Der Krieg im Osten der Ukraine ist das, was die meisten mit dem Land momentan verbinden. Von den Konflikten ist in Lemberg und Kiew aber wenig zu spüren. Momentaufnahmen aus einem bewegten Land.
Unesco-Erbe: Das historische Kiewer Höhlenkloster erhebt sich stolz vor der modernen Skyline Unesco-Erbe: Das historische Kiewer Höhlenkloster erhebt sich stolz vor der modernen Skyline
Unesco-Erbe: Das historische Kiewer Höhlenkloster erhebt sich stolz vor der modernen Skyline
Quelle: Moment Open/Getty Images

Die Schlange zum Cafe „Kryjiwka“ im Herzen der Stadt Lemberg, die auf Ukrainisch Lwiw heißt, könnte mit der vor dem „Curry 36“ in Berlin oder „L’Antica Pizzeria da Michele“ in Neapel konkurrieren. Dreißig Meter lang kann sie werden, vor allem an einem Samstagabend wie diesem.

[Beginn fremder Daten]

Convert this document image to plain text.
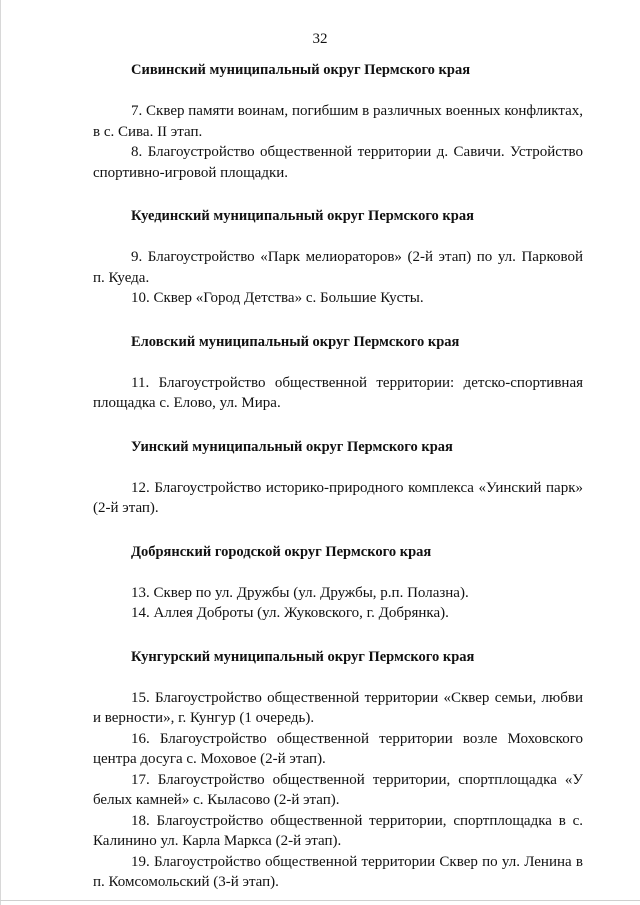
32

Сивинский муниципальный округ Пермского края

7. Сквер памяти воинам, погибшим в различных военных конфликтах, в с. Сива. II этап.

8. Благоустройство общественной территории д. Савичи. Устройство спортивно-игровой площадки.

Куединский муниципальный округ Пермского края

9. Благоустройство «Парк мелиораторов» (2-й этап) по ул. Парковой п. Куеда.

10. Сквер «Город Детства» с. Большие Кусты.

Еловский муниципальный округ Пермского края

11. Благоустройство общественной территории: детско-спортивная площадка с. Елово, ул. Мира.

Уинский муниципальный округ Пермского края

12. Благоустройство историко-природного комплекса «Уинский парк» (2-й этап).

Добрянский городской округ Пермского края

13. Сквер по ул. Дружбы (ул. Дружбы, р.п. Полазна).

14. Аллея Доброты (ул. Жуковского, г. Добрянка).

Кунгурский муниципальный округ Пермского края

15. Благоустройство общественной территории «Сквер семьи, любви и верности», г. Кунгур (1 очередь).

16. Благоустройство общественной территории возле Моховского центра досуга с. Моховое (2-й этап).

17. Благоустройство общественной территории, спортплощадка «У белых камней» с. Кыласово (2-й этап).

18. Благоустройство общественной территории, спортплощадка в с. Калинино ул. Карла Маркса (2-й этап).

19. Благоустройство общественной территории Сквер по ул. Ленина в п. Комсомольский (3-й этап).
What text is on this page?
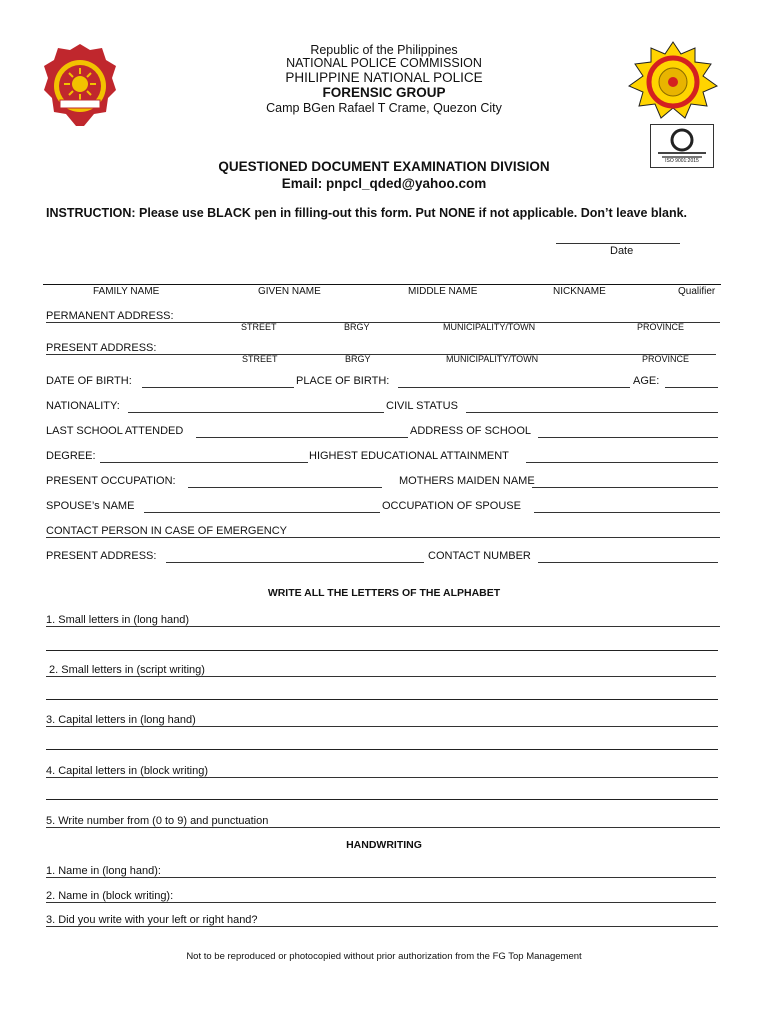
ISO 9001:2015
Republic of the Philippines
NATIONAL POLICE COMMISSION
PHILIPPINE NATIONAL POLICE
FORENSIC GROUP
Camp BGen Rafael T Crame, Quezon City
QUESTIONED DOCUMENT EXAMINATION DIVISION
Email: pnpcl_qded@yahoo.com
INSTRUCTION: Please use BLACK pen in filling-out this form. Put NONE if not applicable. Don’t leave blank.
Date
FAMILY NAME	GIVEN NAME	MIDDLE NAME	NICKNAME	Qualifier
PERMANENT ADDRESS:
STREET	BRGY	MUNICIPALITY/TOWN	PROVINCE
PRESENT ADDRESS:
STREET	BRGY	MUNICIPALITY/TOWN	PROVINCE
DATE OF BIRTH:	PLACE OF BIRTH:	AGE:
NATIONALITY:	CIVIL STATUS
LAST SCHOOL ATTENDED	ADDRESS OF SCHOOL
DEGREE:	HIGHEST EDUCATIONAL ATTAINMENT
PRESENT OCCUPATION:	MOTHERS MAIDEN NAME
SPOUSE’s NAME	OCCUPATION OF SPOUSE
CONTACT PERSON IN CASE OF EMERGENCY
PRESENT ADDRESS:	CONTACT NUMBER
WRITE ALL THE LETTERS OF THE ALPHABET
1. Small letters in (long hand)
2. Small letters in (script writing)
3. Capital letters in (long hand)
4. Capital letters in (block writing)
5. Write number from (0 to 9) and punctuation
HANDWRITING
1. Name in (long hand):
2. Name in (block writing):
3. Did you write with your left or right hand?
Not to be reproduced or photocopied without prior authorization from the FG Top Management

„Kryjiwka“, so nennt man hier die Bunker, die die Kämpfer der Ukrainischen Aufständischen Armee (UPA) im Zweiten Weltkrieg errichtet haben. Das berüchtigte Lokal, das diesen Namen trägt, ermöglicht es Besuchern, sich in die Zeit der UPA zu versetzen, als Lemberg zwischen Hitlerdeutschland und der Sowjetunion zerrissen war.

Alles hier läuft nach festen Ritualen ab: Um hereingelassen zu werden, muss man an der Tür eines Hinterhofhauses klopfen, und wenn daraufhin ein schnauzbärtiger Soldat mit Sturmgewehr das Sichtfenster aufmacht und „Slawa Ukrajini!“ („Ruhm der Ukraine!“) sagt, muss man „Herojam slawa!“ („Ruhm den Helden!“) antworten. Nur wer die Parole kennt, wird mit einem Gorilka empfangen, ukrainischem Wodka, und in einen Keller hinabgeführt, in dem sich Feldküchengerüche und Live-Musik miteinander vermischen.

Plötzlich wird es unruhig in der Schlange, ein alter Mann in einem dunkelblauen Mantel drängelt. Man solle ihn vorlassen, sagt er, weil sein Sohn, 27 Jahre alt, im Sommer 2014 in der Ostukraine gefallen sei. Für die Damen, die vorne stehen, ist dies kein Argument. Sie sagen ihm, er solle sich bitte wie alle anderen anstellen – auf Russisch, aber mit ukrainischem Akzent.

Der alte Mann schüttelt den Kopf: „Wann lernen Sie endlich Ukrainisch, die Sprache, die uns als Nation einzigartig macht?“ Die Frauen kichern. Dann öffnet sich das Sichtfenster wieder, der schnauzbärtige Wärter mischt sich ein. „Nein, nein, nein. Ich lasse Sie nicht rein“, sagt er zu dem alten Mann, „Sie haben sich bei uns schon öfter schlecht benommen.“

In der Ukraine ist die Vergangenheit lebendig

Das Samstagabend-Publikum scheint unbeeindruckt, doch die Szene erweckt ein Gefühl, dem sich kaum ein Ukraine-Reisender entziehen kann: Überall scheint die Geschichte in die Gegenwart zu sickern. Vergangenheit ist etwas sehr Lebendiges in diesem Land, das sich selbst zu suchen scheint.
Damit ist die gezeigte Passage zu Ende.